The Lauwers appointment personifies an abiding concern for many in the legal field, said Prof. Ziegel. Little-known judges are handed a judgeship by the federal government, he said. Then, they spend years or decades rendering important rulings that can affect millions of people.

Troy Riddell, a political-science professor at University of Guelph, points out that only one or two per cent of the cases heard by provincial courts of appeal are ever heard by the Supreme Court of Canada.

"The folks are absolutely important," he said. "For most cases, they are the court of last resort."

In a recent interview, the newest Supreme Court of Canada appointment, Mr. Justice Richard Wagner, shone a partial light on the situation when he suggested that every appellate-court appointee could benefit from the sort of public questioning sessions that Supreme Court appointees now undergo.

But critics say that Judge Wagner's suggestion does not come to grips with the real problem that plagues the appointment process: Governments have carte blanche to sift through hundreds of names and choose the one they desire. "It is all politically driven," said Prof. Ziegel. "We mustn't be fooled by this. When a judicial vacancy arises, the Minister decides who is going to be appointed.

"We need an independent nominating committee that represents major constituencies inside and outside the law, including the judges themselves," Prof. Ziegel said. "In Canada, we just do not have transparency and balance in the nomination process."

By law, superior-court and appellate-court judges are appointed by the federal government. Applicants are first screened by a regional Judicial Advisory Committee, whose members are selected mainly by the federal government and made up of established lawyers, a judge and a representative of the police.

But the committees are not allowed to rank nominees. They can only designate each as being "qualified" or "unqualified," leaving the federal government a large pool of hundreds of candidates who are merely "qualified."

In marked contrast, a nomination committee like the one Prof. Ziegel proposes would interview candidates and produce a short list of the best candidates.

"A limited short list is the key," agreed Prof. Riddell of Guelph. "It is really important because it gives the government much less latitude. Right now, we have no idea whether they are choosing the best people available."

David Schneiderman, a University of Toronto law professor, said that the new Supreme Court appointment process is an improvement, but still has flaws.

An all-party committee of MPs works hard to come up with a short list of nominees, he said, but government members dominate the committee. As a result, he said that the short list prepared by the committee produces inevitably reflects the government's preferred candidates.

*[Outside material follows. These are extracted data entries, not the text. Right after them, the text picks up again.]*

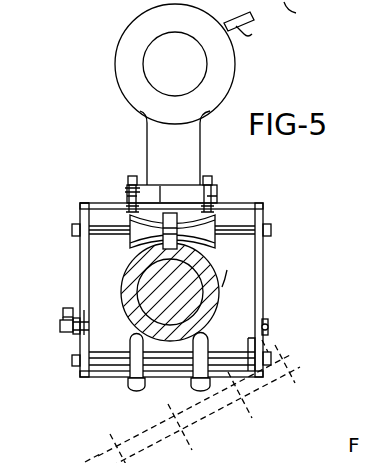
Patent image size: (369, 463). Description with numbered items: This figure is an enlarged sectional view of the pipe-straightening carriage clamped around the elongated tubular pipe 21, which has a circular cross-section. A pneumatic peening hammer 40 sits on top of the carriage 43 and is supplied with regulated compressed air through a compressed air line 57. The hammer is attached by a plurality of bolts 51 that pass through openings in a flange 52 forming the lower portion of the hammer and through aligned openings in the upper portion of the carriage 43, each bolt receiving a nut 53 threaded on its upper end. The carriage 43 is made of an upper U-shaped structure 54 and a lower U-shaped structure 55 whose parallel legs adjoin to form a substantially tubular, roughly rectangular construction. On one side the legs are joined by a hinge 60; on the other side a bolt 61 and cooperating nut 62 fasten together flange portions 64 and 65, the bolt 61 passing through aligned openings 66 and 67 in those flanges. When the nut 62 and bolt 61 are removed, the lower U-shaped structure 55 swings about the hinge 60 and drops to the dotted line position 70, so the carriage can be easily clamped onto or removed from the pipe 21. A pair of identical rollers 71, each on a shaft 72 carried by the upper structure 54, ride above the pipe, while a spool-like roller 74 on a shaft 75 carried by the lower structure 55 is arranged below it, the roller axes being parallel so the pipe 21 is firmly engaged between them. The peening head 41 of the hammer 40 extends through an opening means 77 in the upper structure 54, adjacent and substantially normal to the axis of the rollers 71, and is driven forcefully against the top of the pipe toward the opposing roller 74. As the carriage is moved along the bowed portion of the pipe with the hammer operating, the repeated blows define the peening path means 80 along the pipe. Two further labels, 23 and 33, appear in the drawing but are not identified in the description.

The pipe 21 is at (222, 287).
The conveyor 23 is at (74, 450).
The support 33 is at (296, 14).
The pneumatic peening hammer 40 is at (84, 142).
The peening head 41 is at (208, 206).
The carriage 43 is at (274, 242).
The bolts 51 is at (125, 190).
The flange 52 is at (127, 188).
The nut 53 is at (132, 177).
The upper U-shaped structure 54 is at (266, 218).
The lower U-shaped structure 55 is at (82, 346).
The compressed air line 57 is at (251, 28).
The hinge 60 is at (269, 328).
The bolt 61 is at (68, 333).
The nut 62 is at (64, 309).
The flange portion 64 is at (60, 314).
The flange portion 65 is at (61, 326).
The opening 66 is at (87, 318).
The opening 67 is at (80, 324).
The dotted line position 70 is at (238, 437).
The rollers 71 is at (215, 244).
The shaft 72 is at (84, 238).
The spool-like roller 74 is at (197, 389).
The shaft 75 is at (233, 342).
The opening means 77 is at (163, 200).
The peening path means 80 is at (170, 247).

"The system looks like it tilts from beginning to end in favour of the government's preferred candidates," Prof. Schneiderman said. "I wonder why we would want to institutionalize the current process when we could envisage better ones that do not stack the deck, so to speak."

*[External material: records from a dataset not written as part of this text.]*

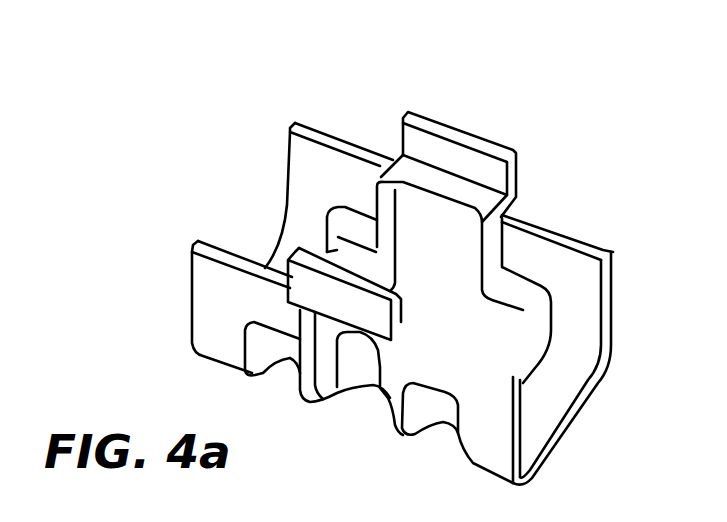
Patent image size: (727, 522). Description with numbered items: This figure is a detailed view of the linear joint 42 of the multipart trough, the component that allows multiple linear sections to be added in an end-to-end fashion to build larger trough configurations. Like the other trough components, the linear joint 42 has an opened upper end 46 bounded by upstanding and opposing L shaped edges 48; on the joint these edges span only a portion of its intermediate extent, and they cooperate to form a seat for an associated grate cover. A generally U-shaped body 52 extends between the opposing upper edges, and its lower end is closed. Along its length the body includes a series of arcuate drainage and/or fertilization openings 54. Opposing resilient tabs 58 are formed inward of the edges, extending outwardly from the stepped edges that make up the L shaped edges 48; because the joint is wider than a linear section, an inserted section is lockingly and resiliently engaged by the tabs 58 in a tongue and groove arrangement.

The linear joint 42 is at (518, 86).
The opened upper end 46 is at (193, 138).
The L shaped edges 48 is at (522, 162).
The U-shaped body 52 is at (325, 157).
The arcuate drainage openings 54 is at (297, 393).
The resilient tabs 58 is at (327, 251).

Prof. Ziegel said that politicians often criticize the appointment system until they get into power.

"The whole system is broken," he said. "You have got to take it out of the government's hands and get an independent committee that selects only those candidates who are highly recommended.

"I can't think of any other profession that would accept someone for a senior position who is merely acceptable. If you were selecting a senior surgeon, you would want the best available; not the second or third best. Yet, in law, we seem to think this is somehow acceptable."